Permitted Development – the 56-day period for determination of prior approval applications can be extended
Vicky McDonald, associate in our Real Estate team explains how the High Court has not followed the decision handed down last year in R (Warren Farm (Wokingham) Limited) v Wokingham BC .
On 31 January 2020, the High Court handed down its judgment in Gluck v Secretary of State for Housing Communities and Local Government  EWHC 161 Admin reversing the decision handed down in 2019 in the case of R (Warren Farm (Wokingham) Limited) v Wokingham Borough Council  EWHC 2007 (Admin).
Since the decision in Warren Farm it has been generally accepted that local authorities are unable to agree extensions of time when determining applications made for prior approval relating to permitted development under any Class in Schedule 2 to the Town and Country Planning (General Permitted Development Order) (“GDPO”) 2015. The Warren Farm case decided that the 56-day period for the determination of such applications could not be extended, even if the parties agreed. The effect of this was that if the local planning authority failed to determine the application within this 56-day period, deemed consent for the prior approval was given.

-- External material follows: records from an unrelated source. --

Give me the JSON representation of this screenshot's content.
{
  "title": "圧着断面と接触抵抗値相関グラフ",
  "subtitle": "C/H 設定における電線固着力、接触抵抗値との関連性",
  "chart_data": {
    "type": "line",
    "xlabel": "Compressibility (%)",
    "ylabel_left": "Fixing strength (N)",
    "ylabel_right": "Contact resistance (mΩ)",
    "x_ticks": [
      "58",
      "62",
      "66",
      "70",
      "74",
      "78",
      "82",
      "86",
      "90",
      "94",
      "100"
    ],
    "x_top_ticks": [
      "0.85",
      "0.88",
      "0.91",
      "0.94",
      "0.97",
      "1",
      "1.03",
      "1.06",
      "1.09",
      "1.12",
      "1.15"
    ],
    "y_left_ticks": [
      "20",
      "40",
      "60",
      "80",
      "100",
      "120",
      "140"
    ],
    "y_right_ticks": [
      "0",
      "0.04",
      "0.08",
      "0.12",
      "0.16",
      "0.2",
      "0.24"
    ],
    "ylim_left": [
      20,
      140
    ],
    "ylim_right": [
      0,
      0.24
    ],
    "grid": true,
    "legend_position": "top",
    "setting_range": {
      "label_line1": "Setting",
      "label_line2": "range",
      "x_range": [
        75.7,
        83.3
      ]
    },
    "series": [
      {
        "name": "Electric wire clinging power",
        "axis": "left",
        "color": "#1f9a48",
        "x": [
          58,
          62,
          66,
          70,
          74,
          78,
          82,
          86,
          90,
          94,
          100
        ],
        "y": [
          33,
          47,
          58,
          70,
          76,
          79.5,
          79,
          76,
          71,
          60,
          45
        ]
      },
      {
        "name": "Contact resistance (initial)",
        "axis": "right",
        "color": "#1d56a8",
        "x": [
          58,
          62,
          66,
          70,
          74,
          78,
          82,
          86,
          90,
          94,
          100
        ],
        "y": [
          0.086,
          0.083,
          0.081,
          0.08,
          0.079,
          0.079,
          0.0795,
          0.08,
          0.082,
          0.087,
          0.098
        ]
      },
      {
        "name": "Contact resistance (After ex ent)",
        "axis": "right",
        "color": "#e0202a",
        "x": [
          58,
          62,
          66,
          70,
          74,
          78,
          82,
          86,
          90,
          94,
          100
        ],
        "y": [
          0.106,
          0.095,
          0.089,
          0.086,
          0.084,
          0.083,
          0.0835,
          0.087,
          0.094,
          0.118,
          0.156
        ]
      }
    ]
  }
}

In the latest Gluck case, the judgment confirmed that the Warren Farm case should not be followed.
As in the Warren Farm case, the Claimant referred to the three alternative time limits under Article 7 of the Town and Country Planning (General Permitted Development) (England) Order 2015 for a prior approval to be determined by a local planning authority, namely –
(a) within any period specified in Schedule 2,
(b) where no period is so specified, within 8 weeks beginning with the day immediately following the receipt of the application by the local planning authority; or
(c) within such longer period as may be agreed by the applicant and the local planning authority in writing,
The Claimant argued that (c) is an alternative to (b), but not to (a) and that it is only where a period is not specified in Schedule 2, and the default position in (b) is engaged, that the ability to extend time by agreement under (c) applies.
In his judgment, Justice Holgate discussed the practical effect of treating time periods falling within paragraph (a) as incapable of extension would probably lead to more decisions by local planning authorities refusing applications (e.g. because the information provided in the time available for decision-making is inadequate) and more appeals to the Secretary of State. This would not be promoting efficient decision-making or encouraging acceptable forms of development to proceed without undue delay.
In his lordship’s judgment, Justice Holgate concluded that Article 7 must be read as if paragraph (c) is an alternative to both paragraphs (a) and (b). The consequence is that any of the prior approval time periods specified either in Schedule 2 or in Article 7 is capable of being extended by an agreement by the applicant and the LPA in writing.
Therefore, the judgment in Gluck restores the understanding that most had as to the interpretation of Article 7, and confirms that a written agreement (if only by an exchange of emails) between an applicant and a local planning authority to extend time for the determination of a prior approval application is effective for that purpose in all cases. Please note however that there would need to be some written evidence that both parties had agreed to extend time.